De inleiding van Van
Ameijden wordt in recensies vaak vermeld. De auteurs stellen zelf dat
de Nederlandse vooruitstrevende ontwerpen internationaal worden
geroemd. Of nadrukkelijker: ‘De politiek is aan zet, maar in het
licht van de rijke geschiedenis van het Nederlandse onderzeebootwapen
is het toch amper voor te stellen dat dit in 2025 tot een einde zou
komen.’ Het betekent overigens niet dat de schaduwkanten van de
bedrijfstak buiten beeld blijven.
Dat alle bedrijven die in
het boek worden genoemd nog bestaan, klopt overigens niet. Dat zou de
directeur van Damen Schelde toch moeten weten.
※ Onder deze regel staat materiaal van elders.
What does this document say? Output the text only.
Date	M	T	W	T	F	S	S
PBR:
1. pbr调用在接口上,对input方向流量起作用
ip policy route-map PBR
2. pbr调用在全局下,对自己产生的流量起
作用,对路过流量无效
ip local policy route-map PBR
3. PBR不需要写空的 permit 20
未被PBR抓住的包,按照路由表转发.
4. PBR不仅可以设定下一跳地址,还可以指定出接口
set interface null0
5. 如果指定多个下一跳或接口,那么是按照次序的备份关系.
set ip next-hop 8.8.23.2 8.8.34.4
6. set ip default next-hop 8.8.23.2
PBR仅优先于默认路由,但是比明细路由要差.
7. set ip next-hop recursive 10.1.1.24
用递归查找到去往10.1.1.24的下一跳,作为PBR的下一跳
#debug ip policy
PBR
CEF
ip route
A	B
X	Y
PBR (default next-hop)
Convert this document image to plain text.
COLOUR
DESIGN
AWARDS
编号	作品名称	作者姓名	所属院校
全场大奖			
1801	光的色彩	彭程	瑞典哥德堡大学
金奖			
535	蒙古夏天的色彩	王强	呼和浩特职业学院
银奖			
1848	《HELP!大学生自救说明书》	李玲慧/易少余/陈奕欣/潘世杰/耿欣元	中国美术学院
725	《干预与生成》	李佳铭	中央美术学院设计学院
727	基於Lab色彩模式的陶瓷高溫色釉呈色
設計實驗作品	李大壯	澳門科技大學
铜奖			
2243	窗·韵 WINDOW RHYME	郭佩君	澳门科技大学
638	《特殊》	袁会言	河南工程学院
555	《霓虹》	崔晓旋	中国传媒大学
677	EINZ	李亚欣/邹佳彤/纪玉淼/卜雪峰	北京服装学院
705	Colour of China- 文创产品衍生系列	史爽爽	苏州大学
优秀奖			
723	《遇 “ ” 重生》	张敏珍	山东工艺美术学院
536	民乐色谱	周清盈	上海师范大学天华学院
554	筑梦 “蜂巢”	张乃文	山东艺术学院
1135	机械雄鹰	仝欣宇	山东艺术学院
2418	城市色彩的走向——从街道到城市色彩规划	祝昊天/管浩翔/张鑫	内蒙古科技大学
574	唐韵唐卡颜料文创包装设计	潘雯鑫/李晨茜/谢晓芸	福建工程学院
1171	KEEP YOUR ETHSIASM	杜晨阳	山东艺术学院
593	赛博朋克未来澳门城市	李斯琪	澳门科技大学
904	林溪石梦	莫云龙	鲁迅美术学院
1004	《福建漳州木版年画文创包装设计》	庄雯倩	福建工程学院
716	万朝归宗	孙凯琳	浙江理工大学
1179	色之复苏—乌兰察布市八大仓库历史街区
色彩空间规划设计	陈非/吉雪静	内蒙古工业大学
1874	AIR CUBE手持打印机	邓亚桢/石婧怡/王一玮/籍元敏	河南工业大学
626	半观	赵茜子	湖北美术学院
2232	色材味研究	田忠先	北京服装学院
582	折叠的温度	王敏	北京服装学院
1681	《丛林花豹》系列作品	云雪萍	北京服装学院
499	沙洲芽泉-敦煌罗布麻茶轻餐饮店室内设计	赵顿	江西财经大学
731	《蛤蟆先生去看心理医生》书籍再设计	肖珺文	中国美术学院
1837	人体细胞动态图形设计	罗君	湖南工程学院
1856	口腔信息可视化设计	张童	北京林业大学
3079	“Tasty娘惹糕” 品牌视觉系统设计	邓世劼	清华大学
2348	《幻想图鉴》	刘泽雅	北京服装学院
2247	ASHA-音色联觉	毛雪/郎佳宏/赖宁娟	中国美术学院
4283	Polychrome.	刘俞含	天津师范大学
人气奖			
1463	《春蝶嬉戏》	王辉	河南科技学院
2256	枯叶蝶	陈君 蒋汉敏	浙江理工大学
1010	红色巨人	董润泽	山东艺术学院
Van Ameijden heeft
vast een bepaald bedrijf in gedachten als hij denkt aan de opvolger
van de Rotterdamse Droogdok Maatschappij (RDM), één van die
bedrijven die in het boek als onderzeebootbouwer worden genoemd.
De RDM was een van de twee
bouwers in Rijnmond (naast Wilton-Fijenoord in Schiedam die ook al
voor de oorlog bij onderzeebootbouw betrokken was) en zeker niet de
minst belangrijke. De Schelde mag dan de werf zijn waar de eerste
onderzeeboot werd gebouwd, de RDM was de bouwer van de laatste vier
onderzeeboten die tussen 1990 en 1994 in dienst zijn gesteld. Van de
tien naoorlogse onderzeeboten voor de Nederlandse marine bouwde de
Rotterdamse werf er acht, Wilton Fijenoord twee en de Damen Schelde
geen.
De RDM is onder zijn
flamboyante directeur, Joep van den Nieuwenhuyzen, failliet gegaan
waarna het bedrijfsterrein werd gekocht door de gemeente Rotterdam.
Wat rest is de afwikkeling van de
schandalen rond de persoon van Van den Nieuwenhuyzen. Hij past
daarmee wel in de roemruchte geschiedenis van deze industrietak.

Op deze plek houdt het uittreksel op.